Państwo | Liczba firm wyspecjalizowanych w cyberbezpieczeństwie | Liczba firm w przeliczeniu na milion mieszkańców |
Izrael | 446 | 48 |
Polska | 56 | 1,5 |
USA | 6476 | 20 |
Źródło danych: Crunchbase
W 2021 roku izraelskie start-upy z branży cybersec otrzymały 8,84 miliarda dolarów finansowania – ponad trzykrotnie więcej niż w roku poprzednim. Przełożyło się to na 135 rundy inwestycyjne, w których aż 15 izraelskich start-upów uzyskało więcej niż jedno finansowanie. Największe – o wartości 250 milionów dolarów – otrzymała firma WIZ zajmująca się bezpieczeństwem chmurowym. Obok bezpieczeństwa aplikacji, bezpieczeństwa danych, podatności i zarządzania ryzykiem oraz bezpieczeństwa IoT, to jedna z najchętniej dofinansowywanych kategorii izraelskich start-upów z sektora cybersec.

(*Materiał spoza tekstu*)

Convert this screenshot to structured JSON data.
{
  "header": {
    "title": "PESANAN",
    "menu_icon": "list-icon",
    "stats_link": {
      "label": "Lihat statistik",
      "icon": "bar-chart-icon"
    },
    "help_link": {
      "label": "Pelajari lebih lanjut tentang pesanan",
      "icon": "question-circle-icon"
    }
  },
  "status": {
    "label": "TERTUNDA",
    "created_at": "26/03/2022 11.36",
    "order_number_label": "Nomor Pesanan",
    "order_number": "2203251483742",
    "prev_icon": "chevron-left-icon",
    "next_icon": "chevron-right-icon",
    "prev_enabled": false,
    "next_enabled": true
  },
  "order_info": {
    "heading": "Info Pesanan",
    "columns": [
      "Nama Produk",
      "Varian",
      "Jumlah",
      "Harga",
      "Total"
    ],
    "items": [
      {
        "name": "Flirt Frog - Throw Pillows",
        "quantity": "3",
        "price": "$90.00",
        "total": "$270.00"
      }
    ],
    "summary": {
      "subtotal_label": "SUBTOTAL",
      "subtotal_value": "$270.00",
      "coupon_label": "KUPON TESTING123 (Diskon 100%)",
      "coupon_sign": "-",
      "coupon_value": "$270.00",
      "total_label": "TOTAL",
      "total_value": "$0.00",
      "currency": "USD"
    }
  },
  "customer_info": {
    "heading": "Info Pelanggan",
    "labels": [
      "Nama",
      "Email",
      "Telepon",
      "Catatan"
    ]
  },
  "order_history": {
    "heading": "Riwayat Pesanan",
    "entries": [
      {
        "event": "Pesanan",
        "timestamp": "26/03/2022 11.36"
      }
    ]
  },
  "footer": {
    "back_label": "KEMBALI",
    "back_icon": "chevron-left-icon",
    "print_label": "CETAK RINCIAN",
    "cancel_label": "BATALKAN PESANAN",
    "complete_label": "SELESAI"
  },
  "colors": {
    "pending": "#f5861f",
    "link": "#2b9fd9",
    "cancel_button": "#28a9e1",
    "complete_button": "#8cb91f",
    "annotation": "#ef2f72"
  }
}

Źródło grafiki: Raport “State of the Cyber Nation 2021: The Year of the Israeli Cyber Unicorns” opracowany przez YL Ventures
Eksport izraelskiego know-how
Istotną rolę w eksporcie izraelskich rozwiązań z sektora high-tech odgrywa także sztuczna inteligencja. Jako “naród start-upów”, Izrael określany jest jako trzecia największa globalna potęga w rozwoju AI, jeszcze cztery lata temu posiadając aż 11 proc. światowych udziałów w tej branży. W tym samym czasie Izrael mógł się pochwalić ponad 430 start-upami z sektora sztucznej inteligencji. Obecnie jest ich ponad 720.
Czego Polska może uczyć się od Izraela?
– Izrael w dziesięć lat zdominował sektor cyber pokazując tym samym, że kluczowe jest stworzenie solidnego ekosystemu opartego na edukacji i wsparciu rządzących, zarówno od strony finansowej, jak i infrastruktury – mówi Marek Gajewski, prezes HackerU Polska. – Raporty z Polski i ze świata każdego roku wykazują coraz więcej cyberzagrożeń, na które jesteśmy narażeni: nie tylko jako zwykli użytkownicy internetu i urządzeń do niego podłączonych, ale jako osoby korzystające z infrastruktury krytycznej, których dane przetwarzane są przez jednostki administracji publicznej. Jako kraj, powinniśmy położyć nacisk na zwiększenie poziomu zabezpieczeń – potrzebujemy lepiej dostępnej cyberedukacji oraz znacznie większej kadry specjalistów ds. cyberbezpieczeństwa. W tym kierunku działamy: szkolimy nowych ekspertów, aby zasilali zespoły cyberbezpieczeństwa polskich firm i instytucji przyczyniając się tym samym do wzrostu cyberbezpieczeństwa w Polsce – dodaje Gajewski.